Für Kaup-Hasler ist das sehr kurzfristig entwickelte Projekt "ein Beweis, dass Not erfinderisch macht" und eine Fortführung bisheriger Kulturpolitik: "Wir suchen in der Stadt immer wieder neue Räume für die Produktion von Kunst." Kira Kirsch versicherte: "Die Künstler, die bisher hier gearbeitet haben, waren begeistert." Bisher konnte diese Arbeit jedoch nur mittels Stream an die Öffentlichkeit gelangen. Wann sich das ändern wird, hängt vom neuen Lockdown-Öffnungsfahrplan ab, der von der Regierung für Ende der Woche angekündigt wurde. "Wir haben in weiser Voraussicht für den Frühsommer ohnedies einige Freiluft-Aufführungen geplant. Es wird also ziemlich sicher zumindest draußen etwas stattfinden können." Der große Innenhof darf jedenfalls bespielt werden. Eine Produktion von Claudia Bosse könnte auf der nebenan gelegenen Brachfläche stattfinden. Auch das dahinterliegende große Bahnhofsgelände könnte eventuell temporär bespielt werden, zeigte sich Schweitzer zuversichtlich.

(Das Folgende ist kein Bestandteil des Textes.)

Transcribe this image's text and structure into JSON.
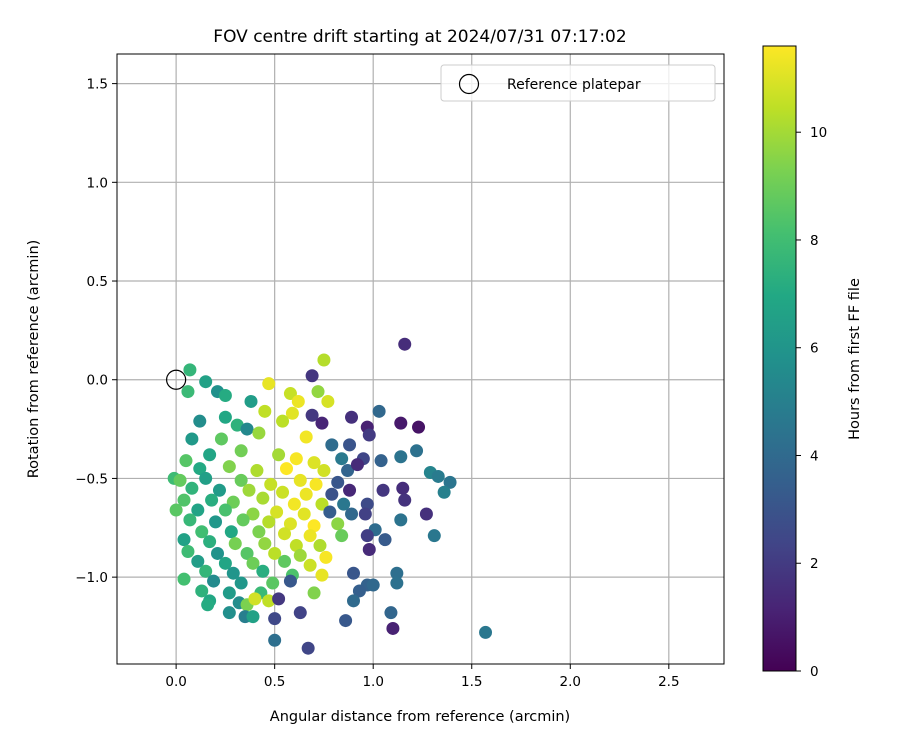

Vielleicht eröffnen aber auch die Wiener Festwochen das neue Kulturareal. Das "brut nordwest", das bereits als Schauplatz der in der Vorwoche wieder abgesagten Programm-Pressekonferenz auserkoren war, ist jedenfalls eine der Spielstätten der Festivaledition 2021. "Das neue Gelände bietet eine Infrastruktur, die in dieser Form nicht allzu häufig in Wien in vergleichbarer Weise zu finden ist. Das Areal bietet sich für verschiedenste Formate an, als 'klassische' Spielstätte, aber auch für diskursive Formate und Workshops und als sozialer Ort für Austausch und Begegnungen", wird Intendant Christophe Slagmuylder in einer Presseunterlage zitiert. Ab Mai haben sich die Festwochen hier eingemietet. Wer nun tatsächlich als Erster zu Vorstellungen mit Zuschauern hierher einladen darf, sei aber nicht spielentscheidend, versicherte Kira Kirsch: "Wir arbeiten sehr kollegial zusammen." (APA, 19.4.2021)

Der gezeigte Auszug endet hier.